Here are some forty of us in an anteroom at the executive suite in Du Bourg Hall with a placard that showed 500 of the names affixed to the petition.


And here’s a shot of the sheaf of pages containing all 601 signatures we delivered. Note how many on this page are students.


My involvement with this movement goes back over a year to a meeting I attended at the Missouri History Museum, sponsored by the Service Employees International Union (SEIU), when I heard the first serious discussions with which I have had any personal contact about a nationwide effort to organize adjunct faculty in colleges and universities. That meeting and one other I attended, in Chicago last October, focused on organizing adjunct faculty in the Catholic colleges and universities. I’m going to write another blog post about moral and political issues at stake in this effort for higher education and particularly for Catholic higher education. Today I want do my best to display yesterday’s events and point with pride.

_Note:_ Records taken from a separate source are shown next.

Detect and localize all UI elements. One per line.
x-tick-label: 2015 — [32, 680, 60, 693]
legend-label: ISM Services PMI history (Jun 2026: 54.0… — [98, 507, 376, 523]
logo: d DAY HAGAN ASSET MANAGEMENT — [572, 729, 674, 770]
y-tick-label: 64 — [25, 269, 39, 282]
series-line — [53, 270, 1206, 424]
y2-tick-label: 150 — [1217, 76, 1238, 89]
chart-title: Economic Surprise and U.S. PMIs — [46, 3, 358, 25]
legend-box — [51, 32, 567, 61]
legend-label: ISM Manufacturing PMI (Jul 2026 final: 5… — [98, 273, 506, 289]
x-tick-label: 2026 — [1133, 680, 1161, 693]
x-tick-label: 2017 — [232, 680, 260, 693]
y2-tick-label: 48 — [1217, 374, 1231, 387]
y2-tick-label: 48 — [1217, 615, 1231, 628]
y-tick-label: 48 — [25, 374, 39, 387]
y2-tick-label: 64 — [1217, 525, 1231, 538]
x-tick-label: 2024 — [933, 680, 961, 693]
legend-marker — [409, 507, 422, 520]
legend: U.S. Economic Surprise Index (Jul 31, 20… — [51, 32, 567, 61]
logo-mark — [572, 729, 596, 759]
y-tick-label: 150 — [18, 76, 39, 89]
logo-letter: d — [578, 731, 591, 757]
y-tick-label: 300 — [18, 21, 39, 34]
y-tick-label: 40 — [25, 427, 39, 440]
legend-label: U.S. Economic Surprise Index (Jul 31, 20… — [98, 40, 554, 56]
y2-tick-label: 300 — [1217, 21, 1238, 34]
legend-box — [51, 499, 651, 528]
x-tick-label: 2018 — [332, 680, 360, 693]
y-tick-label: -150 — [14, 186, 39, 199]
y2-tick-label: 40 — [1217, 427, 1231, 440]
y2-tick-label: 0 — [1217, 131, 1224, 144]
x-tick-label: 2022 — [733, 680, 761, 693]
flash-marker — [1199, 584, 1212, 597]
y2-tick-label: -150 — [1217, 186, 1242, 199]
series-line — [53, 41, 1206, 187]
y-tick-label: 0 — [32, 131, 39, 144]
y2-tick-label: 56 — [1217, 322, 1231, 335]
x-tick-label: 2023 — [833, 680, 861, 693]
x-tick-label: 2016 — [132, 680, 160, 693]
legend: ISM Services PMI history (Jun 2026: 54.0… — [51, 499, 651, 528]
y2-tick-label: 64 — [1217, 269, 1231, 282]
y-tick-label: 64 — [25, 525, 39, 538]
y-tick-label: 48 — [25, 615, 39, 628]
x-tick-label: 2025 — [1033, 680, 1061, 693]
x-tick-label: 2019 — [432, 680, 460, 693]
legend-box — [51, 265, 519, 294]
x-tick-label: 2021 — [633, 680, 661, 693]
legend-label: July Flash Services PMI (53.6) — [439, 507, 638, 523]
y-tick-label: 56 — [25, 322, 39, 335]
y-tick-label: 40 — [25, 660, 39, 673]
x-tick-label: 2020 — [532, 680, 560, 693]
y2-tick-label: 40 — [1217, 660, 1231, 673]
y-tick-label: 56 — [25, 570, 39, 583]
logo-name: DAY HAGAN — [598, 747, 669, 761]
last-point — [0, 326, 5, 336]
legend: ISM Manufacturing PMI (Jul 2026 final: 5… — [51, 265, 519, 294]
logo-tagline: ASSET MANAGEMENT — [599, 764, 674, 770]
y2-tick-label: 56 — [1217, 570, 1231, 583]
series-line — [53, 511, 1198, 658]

The effort to collect signatures at SLU contiues and is of course part of a larger effort that we hope will eventuate in the formation of an SEIU local at SLU. Parallel organizing efforts are underway at a number of St. Louis colleges and universities. Washu adjuncts have formed a union and are presently negotiating with the Washu administration over slaries, benefits and working conditions. Adjuncts at Webster University are about to vote whether to organize. The effort to hold a union election at Saint Louis Community College has presently been blocked by the administration in Jefferson City, but it is hoped that an election can be held this summer.

Here are some photos I took on the way from the clock tower to Du Bourg: A nicely chalked wall in front of the Center for Global Citizenship,


and some of us passing underneath the archway at the main Grand Bloulevard crossing just adjacent to Du Bourg.


After we delivered the SLU petition our SLU group dispersed for various other activities and eventual transportation to Washu. Kathleen joined me after her class at about 3:00. We drove out to University City, and parked in a large grocery store parking lot, where we got T shirts, hats, and a ride to Brookings Hall at Washu. Here’s Kathleen at Seafood City with a small group of rally participants.


And here she is again just as we arrived at Washu. The place looks pretty empty so far, but this is early.


The Washu rally had been scheduled to begin at 4:15 (get it?), but we didn’t start on time because many groups (I suspect the groups from Tenessee and Arkansas among them) were caught in the late afternoon traffic snarl around Forest Park and arrived late. The schedule didn’t matter though, because the crowd at Washu was plenty big and made a beautiful noise (The Post-Dispatch estimates there were around 300 assembled as the rally culminated on the steps of Brookings Hall.

Here are a few photos I shot before the rally began.

Milling around:




Kathleen with poster:


Making impromptu posters:


Some of Washu’s finest, coming through:


Media observed:





“What do we want? FIFTEEN! When do we want it? NOW!”


After this things moved pretty fast as some large groups of folks arrived. This one was the most dramatic. It seemed they streamed all the way back to Forest Park, which would be in the far background of some of these photos if you could see through the trees.




Here’s another group arriving. I’m at the top of the stairs, looking down.


And here’s a shot of the thick of the crowd.


There was cheerleading and speechifying. Here are a few of the performers.









Here’s the day’s best T-shirt slogan.


And at the end of it all, T. Eliot’s grandfather, the founder of Washu. The monument sits just under the arch that formed the background of the rally. I couldn’t resist ending with it.


We left after the rally, tired and hungry. I hope somebody else got some photos of the do on the loop. More later about why I’m in this.